Le Health Data Hub en quête de souveraineté
Depuis sa création il y a six ans, le Health Data Hub se prépare à franchir une étape décisive vers un hébergement qualifié de souverain. Actuellement, cette immense base de données de santé, qui compile les informations provenant de plusieurs systèmes d'information, est hébergée par Microsoft Azure. Ce choix, très critiqué, limite les capacités de l'outil, conçu pour être un accélérateur de l'intelligence artificielle dans le secteur de la santé.
Une sélection de candidats pour l'hébergement
Selon les informations diffusées par le média L’Informé le 30 janvier dernier, l’État a établi une première liste de candidats pour assurer l'hébergement des données. Cette décision intervient dans un climat géopolitique tendu, ravivant les préoccupations concernant l'exposition des données aux lois américaines, notamment le CLOUD Act. Cette législation permet aux autorités américaines d'accéder, sous certaines conditions, aux données hébergées par des fournisseurs soumis à leur juridiction, peu importe leur localisation dans le monde.
Un appel d'offres pour une solution transitoire
L'appel d'offres en question ne vise pas une migration totale du Health Data Hub hors de Microsoft Azure. Il s'agit d'un marché dit intercalaire d'un montant d'environ six millions d'euros, qui a pour but de mettre en place une solution temporaire. Cette solution devrait permettre de traiter une copie de la base de données sur une infrastructure certifiée SecNumCloud, un label délivré par l'Agence nationale de la sécurité des systèmes d'information (ANSSI) aux offres cloud les plus sécurisées.
Les candidats en lice
Quatre offres ont été citées par L’Informé :
- Cloud Temple associé à Atos
- OVHcloud en partenariat avec Docaposte
- Orange Business avec son offre Cloud Avenue
- S3NS, le cloud co-développé par Thales et Google, récemment certifié SecNumCloud
Le duo Cloud Temple et Atos a confirmé ces informations auprès de L’Usine Digitale. Dans un communiqué, ils ont précisé : “En conjuguant l’infrastructure de Cloud Temple, qualifiée SecNumCloud par l’ANSSI et certifiée HDS (hébergeur de données de santé), avec le savoir-faire d’Atos en matière d’enjeux métiers du secteur de la santé, recherche et social, ce groupement répond directement aux impératifs de souveraineté sanitaire soulevés depuis la création du HDH.”

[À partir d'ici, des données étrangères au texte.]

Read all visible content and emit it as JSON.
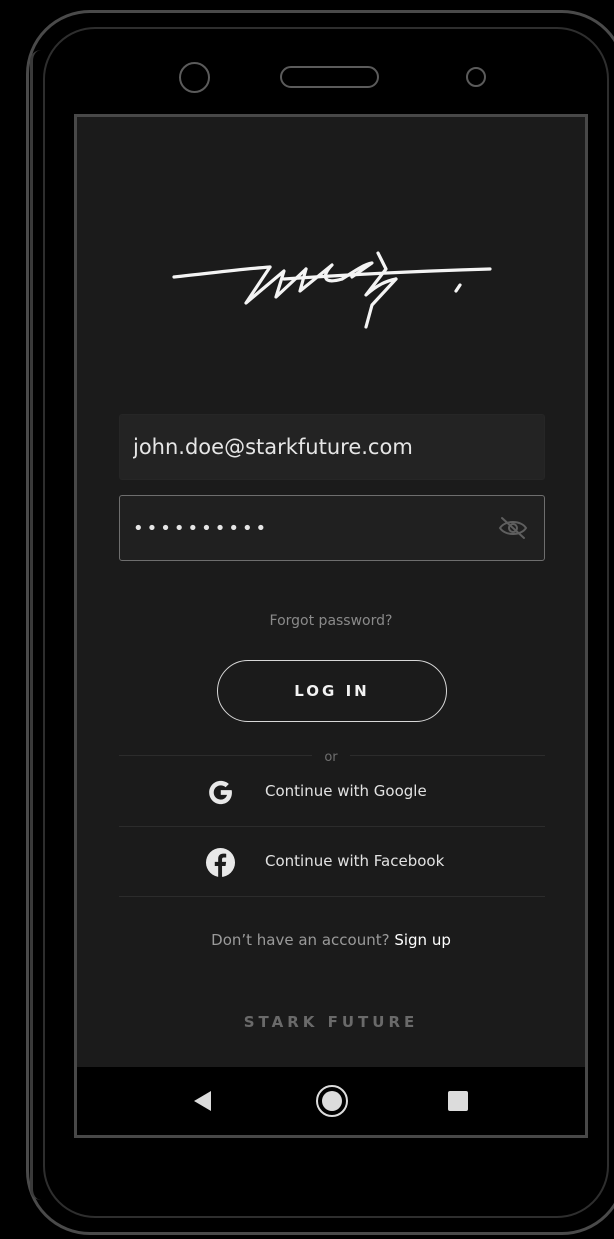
{
  "login": {
    "email_value": "john.doe@starkfuture.com",
    "password_value": "••••••••••",
    "forgot_label": "Forgot password?",
    "login_label": "LOG IN",
    "or_label": "or",
    "google_label": "Continue with Google",
    "facebook_label": "Continue with Facebook",
    "no_account_text": "Don’t have an account?",
    "signup_label": "Sign up",
    "brand_text": "STARK FUTURE"
  },
  "icons": {
    "password_toggle": "eye-off-icon",
    "google": "google-icon",
    "facebook": "facebook-icon",
    "nav_back": "back-triangle-icon",
    "nav_home": "home-circle-icon",
    "nav_recent": "recent-apps-square-icon"
  },
  "colors": {
    "background": "#1b1b1b",
    "field_background": "#232323",
    "text_primary": "#e6e6e6",
    "text_muted": "#8a8a8a",
    "nav_bar": "#000000"
  }
}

De son côté, OVHcloud a confirmé avoir répondu à l’appel d’offres en collaboration avec Docaposte, la filiale numérique du groupe La Poste, sans vouloir commenter davantage sur cette procédure en cours. S3NS n’a ni infirmé ni confirmé son implication, tandis qu'Orange Business n’a pas encore répondu à nos sollicitations.
Un choix stratégique pour la souveraineté des données
Il est important de noter que Scaleway, filiale d’Iliad (fondée par Xavier Niel, actionnaire de L’Informé), a explicitement choisi de ne pas candidater, préférant attendre un futur marché “réellement souverain” et orienté vers le cloud européen.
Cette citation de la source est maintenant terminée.